Variable annuity carriers
As noted earlier, LIMRA SRI also reports individual annuity sales rankings for the top 20 in variable annuities and top 20 in fixed annuities. Analysis of those figures for 2014 versus 2013 shows the variable annuity rankings track somewhat with the combined rankings, but with less shuffling around among carriers. Meanwhile, the fixed annuity rankings show a lot of shifts, some of them in the “big” category.
We’ll take the variable annuity market first. Two of 2014’s top three variable annuity carriers took the same ranking they held in 2013: Jackson National came in first on variable sales of nearly $23.1 billion, and Lincoln Financial came in second on sales of nearly $13.1. AIG moved up to third place, from fourth last year, on 2014 sales of more than $12.7 billion.
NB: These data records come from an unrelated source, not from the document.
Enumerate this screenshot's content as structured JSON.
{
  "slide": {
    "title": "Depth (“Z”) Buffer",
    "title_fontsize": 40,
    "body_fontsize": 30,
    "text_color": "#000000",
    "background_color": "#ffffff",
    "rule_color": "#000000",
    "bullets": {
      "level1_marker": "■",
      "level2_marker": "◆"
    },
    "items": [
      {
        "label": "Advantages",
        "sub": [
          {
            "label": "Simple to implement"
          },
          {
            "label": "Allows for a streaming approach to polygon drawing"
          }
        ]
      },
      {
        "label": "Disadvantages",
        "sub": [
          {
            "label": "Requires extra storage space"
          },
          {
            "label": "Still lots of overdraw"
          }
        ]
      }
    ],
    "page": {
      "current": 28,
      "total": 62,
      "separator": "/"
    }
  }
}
Significantly, seven other variable carriers also ranked in the same position as they held in 2013, making for nearly half (nine) position-holders in all, year-over-year. In addition, eight variable carriers moved only one position — five up and three down. One variable carrier did move up three positions, though, and one dropped by four positions.
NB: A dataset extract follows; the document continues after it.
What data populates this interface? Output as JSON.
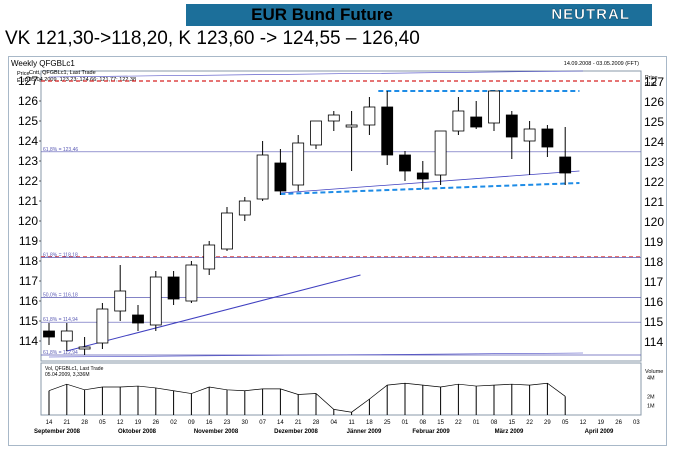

Altogether, the variable annuity rankings suggest the business had a lot of predictability last year, with carriers keeping on and competing moderately.
Compared to the rash of market shifts, moratoriums, cutbacks and related upheaval in the variable annuity business during the post-recession period, 2014 might be viewed as a year that gave producers a breather. However, variable annuity sales got a breather too, falling by 4 percent to $140.1 billion, according to LIMRA SRI figures.
Fixed annuity carriers
The rankings on the fixed side of the individual annuity business reveal a lot of change, including some big reversals in year-over-year positions. The LIMRA SRI numbers include all types of fixed annuities —traditional deferred, index, deferred income, immediate income, etc.
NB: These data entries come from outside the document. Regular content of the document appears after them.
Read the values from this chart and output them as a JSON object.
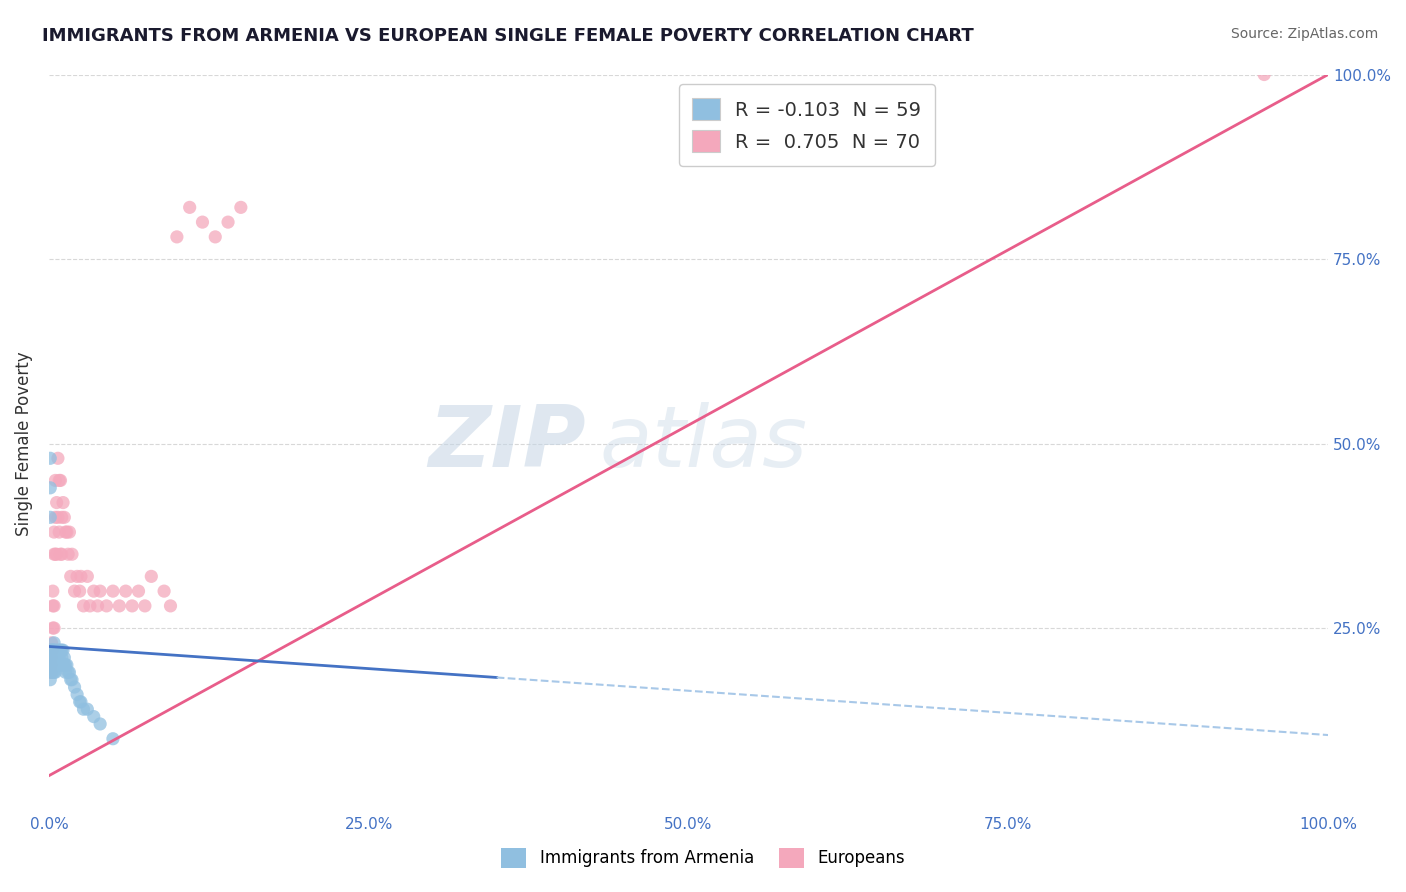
{
  "title": "IMMIGRANTS FROM ARMENIA VS EUROPEAN SINGLE FEMALE POVERTY CORRELATION CHART",
  "source": "Source: ZipAtlas.com",
  "ylabel": "Single Female Poverty",
  "watermark_zip": "ZIP",
  "watermark_atlas": "atlas",
  "legend_r_blue": "R = -0.103",
  "legend_n_blue": "N = 59",
  "legend_r_pink": "R =  0.705",
  "legend_n_pink": "N = 70",
  "blue_scatter_color": "#90bfe0",
  "pink_scatter_color": "#f4a8bc",
  "blue_line_color": "#4472c4",
  "pink_line_color": "#e85d8a",
  "blue_dashed_color": "#a8c8e8",
  "background_color": "#ffffff",
  "grid_color": "#d8d8d8",
  "title_color": "#1a1a2e",
  "source_color": "#666666",
  "axis_label_color": "#4472c4",
  "legend_r_color": "#4472c4",
  "legend_label_color": "#333333",
  "blue_scatter": {
    "x": [
      0.001,
      0.001,
      0.001,
      0.001,
      0.001,
      0.002,
      0.002,
      0.002,
      0.002,
      0.002,
      0.002,
      0.003,
      0.003,
      0.003,
      0.003,
      0.003,
      0.003,
      0.004,
      0.004,
      0.004,
      0.004,
      0.004,
      0.005,
      0.005,
      0.005,
      0.005,
      0.006,
      0.006,
      0.006,
      0.007,
      0.007,
      0.007,
      0.008,
      0.008,
      0.009,
      0.009,
      0.01,
      0.01,
      0.01,
      0.011,
      0.011,
      0.012,
      0.012,
      0.013,
      0.013,
      0.014,
      0.015,
      0.016,
      0.017,
      0.018,
      0.02,
      0.022,
      0.024,
      0.025,
      0.027,
      0.03,
      0.035,
      0.04,
      0.05
    ],
    "y": [
      0.48,
      0.44,
      0.4,
      0.22,
      0.18,
      0.22,
      0.21,
      0.21,
      0.2,
      0.2,
      0.19,
      0.22,
      0.22,
      0.21,
      0.2,
      0.2,
      0.19,
      0.23,
      0.22,
      0.21,
      0.2,
      0.19,
      0.22,
      0.21,
      0.2,
      0.19,
      0.21,
      0.21,
      0.2,
      0.22,
      0.21,
      0.2,
      0.22,
      0.21,
      0.22,
      0.2,
      0.22,
      0.21,
      0.2,
      0.22,
      0.2,
      0.21,
      0.2,
      0.2,
      0.19,
      0.2,
      0.19,
      0.19,
      0.18,
      0.18,
      0.17,
      0.16,
      0.15,
      0.15,
      0.14,
      0.14,
      0.13,
      0.12,
      0.1
    ]
  },
  "pink_scatter": {
    "x": [
      0.001,
      0.001,
      0.001,
      0.001,
      0.001,
      0.001,
      0.001,
      0.001,
      0.001,
      0.002,
      0.002,
      0.002,
      0.002,
      0.002,
      0.003,
      0.003,
      0.003,
      0.003,
      0.004,
      0.004,
      0.004,
      0.004,
      0.005,
      0.005,
      0.005,
      0.006,
      0.006,
      0.007,
      0.007,
      0.008,
      0.008,
      0.009,
      0.009,
      0.01,
      0.01,
      0.011,
      0.012,
      0.013,
      0.014,
      0.015,
      0.016,
      0.017,
      0.018,
      0.02,
      0.022,
      0.024,
      0.025,
      0.027,
      0.03,
      0.032,
      0.035,
      0.038,
      0.04,
      0.045,
      0.05,
      0.055,
      0.06,
      0.065,
      0.07,
      0.075,
      0.08,
      0.09,
      0.095,
      0.1,
      0.11,
      0.12,
      0.13,
      0.14,
      0.15,
      0.95
    ],
    "y": [
      0.22,
      0.22,
      0.22,
      0.21,
      0.21,
      0.21,
      0.2,
      0.2,
      0.19,
      0.23,
      0.22,
      0.21,
      0.2,
      0.19,
      0.3,
      0.28,
      0.25,
      0.22,
      0.38,
      0.35,
      0.28,
      0.25,
      0.45,
      0.4,
      0.35,
      0.42,
      0.35,
      0.48,
      0.4,
      0.45,
      0.38,
      0.45,
      0.35,
      0.4,
      0.35,
      0.42,
      0.4,
      0.38,
      0.38,
      0.35,
      0.38,
      0.32,
      0.35,
      0.3,
      0.32,
      0.3,
      0.32,
      0.28,
      0.32,
      0.28,
      0.3,
      0.28,
      0.3,
      0.28,
      0.3,
      0.28,
      0.3,
      0.28,
      0.3,
      0.28,
      0.32,
      0.3,
      0.28,
      0.78,
      0.82,
      0.8,
      0.78,
      0.8,
      0.82,
      1.0
    ]
  }
}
In this market, the top three players all shifted position: Allianz moved up one to take first place on sales of nearly $12.8 billion. New York Life dropped one to take second place on sales of more than $7.5 billion, and AIG moved up one to take third, on sales of more than $6.2 billion.
In fact, position shift was in high gear in the 2014 fixed market. For instance four carriers moved down by four or more spots (one of them down by 10 positions), and two moved up significantly (by seven and nine positions). As for less dramatic moves, four carriers moved up either one or two spots (including Allianz and AIG, as mentioned earlier); five carriers moved down one or two spots, and one carrier moved down three spots. In addition, two new carriers appear on the 2014 list that were not there last year.
Only two fixed annuity carriers had no changes in position from 2013.
So there was a lot of jostling around in the fixed business. But there was also significant growth. Overall fixed annuity sales rose by 13 percent over 2013, according to LIMRA SRI. That was on sales of $95.7 billion.
A lot of that growth came from index annuity sales, which at $48.2 billion were 23 percent higher than in 2013, the researcher said. Sales of income annuities contributed too, with immediate income annuity sales totaling $9.7 billion (up 17 percent from 2013) and deferred income annuity sales totaling $2.7 billion (up 22 percent from 2013).
All of this suggests that the sales ranking game can be a lot more rough-and-tumble for annuity carriers than many people realize. A staid, predictable climate helps carriers keep their rankings or even gain a rank or two, as in the variable market last year. But a highly competitive market blows through the established order, creating new leaders and followers, with few carriers left untouched.